Selanjutnya acara dilanjutkan dengan penyampaian materi, pada sesi pertama pemateri yang disuguhkan yaitu DR. Darwin Ginting, SH, SpN, MH selaku Ketua Dewan Pakar PP IPPAT. Tagor Simanjuntak, SH, selaku Ketua Bidang Pembinaan Anggota PP IPPAT dengan moderator Refki Ridwan, SH, SpN, MBA. Kemudian dilanjutkan dengan penyampaian materi dari Ketum PP IPPAT, DR. H. Hapendi Harahap, SH, SpN, MH. Sekum PP IPPAT, Otty Hari Chandra Ubayani, SH, SpN, MH. Ketua Bidang Organisasi PP IPPAT, DR. Bambang Syamsuzar Oyong, SH, SpN, MH dan DR. Ely Baharini, SH, SpN, MH, dengan moderator Refki Ridwan, SH, SpN, MBA.
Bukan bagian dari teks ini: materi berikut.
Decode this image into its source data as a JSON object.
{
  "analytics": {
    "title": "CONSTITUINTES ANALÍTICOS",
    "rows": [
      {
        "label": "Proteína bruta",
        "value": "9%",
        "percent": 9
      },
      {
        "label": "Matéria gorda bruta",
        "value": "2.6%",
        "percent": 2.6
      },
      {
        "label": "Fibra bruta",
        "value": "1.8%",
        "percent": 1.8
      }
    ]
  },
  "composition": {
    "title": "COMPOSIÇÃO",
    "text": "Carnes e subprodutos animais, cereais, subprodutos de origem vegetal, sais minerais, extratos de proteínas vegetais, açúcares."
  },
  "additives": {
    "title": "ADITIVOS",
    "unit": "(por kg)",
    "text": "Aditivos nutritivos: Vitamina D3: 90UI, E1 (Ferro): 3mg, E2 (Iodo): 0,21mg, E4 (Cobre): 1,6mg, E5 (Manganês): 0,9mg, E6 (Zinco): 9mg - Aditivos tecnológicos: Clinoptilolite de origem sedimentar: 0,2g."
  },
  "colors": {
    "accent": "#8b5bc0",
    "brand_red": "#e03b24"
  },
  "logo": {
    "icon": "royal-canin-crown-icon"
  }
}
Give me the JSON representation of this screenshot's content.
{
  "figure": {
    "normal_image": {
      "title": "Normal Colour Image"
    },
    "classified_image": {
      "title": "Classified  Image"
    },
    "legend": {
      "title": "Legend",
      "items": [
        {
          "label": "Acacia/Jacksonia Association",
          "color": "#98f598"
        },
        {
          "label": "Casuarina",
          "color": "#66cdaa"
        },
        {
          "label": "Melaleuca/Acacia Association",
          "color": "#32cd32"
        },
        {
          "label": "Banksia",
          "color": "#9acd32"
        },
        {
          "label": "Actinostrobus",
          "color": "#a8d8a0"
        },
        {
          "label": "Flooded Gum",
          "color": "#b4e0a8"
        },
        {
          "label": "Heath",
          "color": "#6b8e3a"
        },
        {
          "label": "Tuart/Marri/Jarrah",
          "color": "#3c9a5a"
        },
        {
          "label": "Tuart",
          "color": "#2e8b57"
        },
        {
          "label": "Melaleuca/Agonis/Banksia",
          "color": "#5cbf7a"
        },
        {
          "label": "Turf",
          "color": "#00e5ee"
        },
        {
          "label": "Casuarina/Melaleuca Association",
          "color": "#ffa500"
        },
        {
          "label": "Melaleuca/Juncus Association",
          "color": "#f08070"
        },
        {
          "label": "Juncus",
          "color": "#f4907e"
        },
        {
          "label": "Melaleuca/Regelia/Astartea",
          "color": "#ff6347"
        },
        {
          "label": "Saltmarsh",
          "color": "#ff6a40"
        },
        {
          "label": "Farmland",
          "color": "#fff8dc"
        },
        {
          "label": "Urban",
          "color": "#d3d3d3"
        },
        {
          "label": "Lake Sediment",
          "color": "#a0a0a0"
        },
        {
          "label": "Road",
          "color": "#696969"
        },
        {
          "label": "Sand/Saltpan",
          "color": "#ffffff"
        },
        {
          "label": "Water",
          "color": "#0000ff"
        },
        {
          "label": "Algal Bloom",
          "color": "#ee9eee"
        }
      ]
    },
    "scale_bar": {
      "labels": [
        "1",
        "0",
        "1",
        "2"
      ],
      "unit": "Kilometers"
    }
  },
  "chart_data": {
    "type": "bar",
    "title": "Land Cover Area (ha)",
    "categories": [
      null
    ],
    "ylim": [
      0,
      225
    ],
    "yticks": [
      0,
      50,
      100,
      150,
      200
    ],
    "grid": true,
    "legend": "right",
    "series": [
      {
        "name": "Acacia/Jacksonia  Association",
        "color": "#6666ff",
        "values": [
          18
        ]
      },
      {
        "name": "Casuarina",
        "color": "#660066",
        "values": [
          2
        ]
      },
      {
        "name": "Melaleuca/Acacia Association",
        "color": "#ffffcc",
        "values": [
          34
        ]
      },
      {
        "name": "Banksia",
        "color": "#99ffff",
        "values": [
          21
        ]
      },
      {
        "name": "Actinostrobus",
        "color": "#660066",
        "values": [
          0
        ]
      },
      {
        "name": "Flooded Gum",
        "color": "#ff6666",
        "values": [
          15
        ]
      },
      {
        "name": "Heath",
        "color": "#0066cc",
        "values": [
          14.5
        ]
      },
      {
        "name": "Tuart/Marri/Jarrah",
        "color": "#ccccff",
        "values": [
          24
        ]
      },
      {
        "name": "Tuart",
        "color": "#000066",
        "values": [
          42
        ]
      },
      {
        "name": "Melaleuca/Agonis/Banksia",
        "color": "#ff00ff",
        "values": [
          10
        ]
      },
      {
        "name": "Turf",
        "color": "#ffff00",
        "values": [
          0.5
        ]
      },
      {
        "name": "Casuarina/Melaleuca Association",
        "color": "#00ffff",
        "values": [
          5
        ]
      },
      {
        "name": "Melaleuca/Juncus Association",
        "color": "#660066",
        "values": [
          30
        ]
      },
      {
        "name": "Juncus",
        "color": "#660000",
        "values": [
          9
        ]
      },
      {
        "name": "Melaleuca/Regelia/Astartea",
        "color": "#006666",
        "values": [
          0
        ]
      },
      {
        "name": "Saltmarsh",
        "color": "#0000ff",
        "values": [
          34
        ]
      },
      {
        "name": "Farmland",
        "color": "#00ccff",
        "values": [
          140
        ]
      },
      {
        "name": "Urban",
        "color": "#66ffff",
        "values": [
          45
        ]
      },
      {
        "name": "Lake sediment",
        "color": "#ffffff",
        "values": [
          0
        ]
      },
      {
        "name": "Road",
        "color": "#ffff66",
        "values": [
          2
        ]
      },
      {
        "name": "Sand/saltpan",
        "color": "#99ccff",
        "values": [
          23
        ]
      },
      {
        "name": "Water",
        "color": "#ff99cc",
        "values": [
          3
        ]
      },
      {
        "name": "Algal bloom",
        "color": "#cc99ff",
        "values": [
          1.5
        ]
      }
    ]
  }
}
Pemateri selanjutnya dibawakan oleh Kepala Pusat Data dan Informasi Pertanahan, Tata Ruang dan Lahan Pertanian Pangan Berkelanjutan (Pusdatin) Kementerian ATR/BPN RI, I Ketut Gede Ary Sucaya, ST, MSc, dengan moderator DR. Taufan Fajar Riyanto, SH, MKn. Sedangkan Direktur Pengaturan Pendaftaran Tanah dan Ruang, Kementerian ATR/BPN RI, Andi Tenri Abeng, APtnh, MH menyampaikan materi terakhir yang dimoderatori oleh DR. Ely Baharini, SH, SpN, MH. Dan, acara ditutup dengan sesi foto bersama, semoga apa yang disampaikan oleh para pemateri, sedikit banyaknya dapat memberikan kejelasan terhadap kendala yang terjadi pada pengecekan secara online.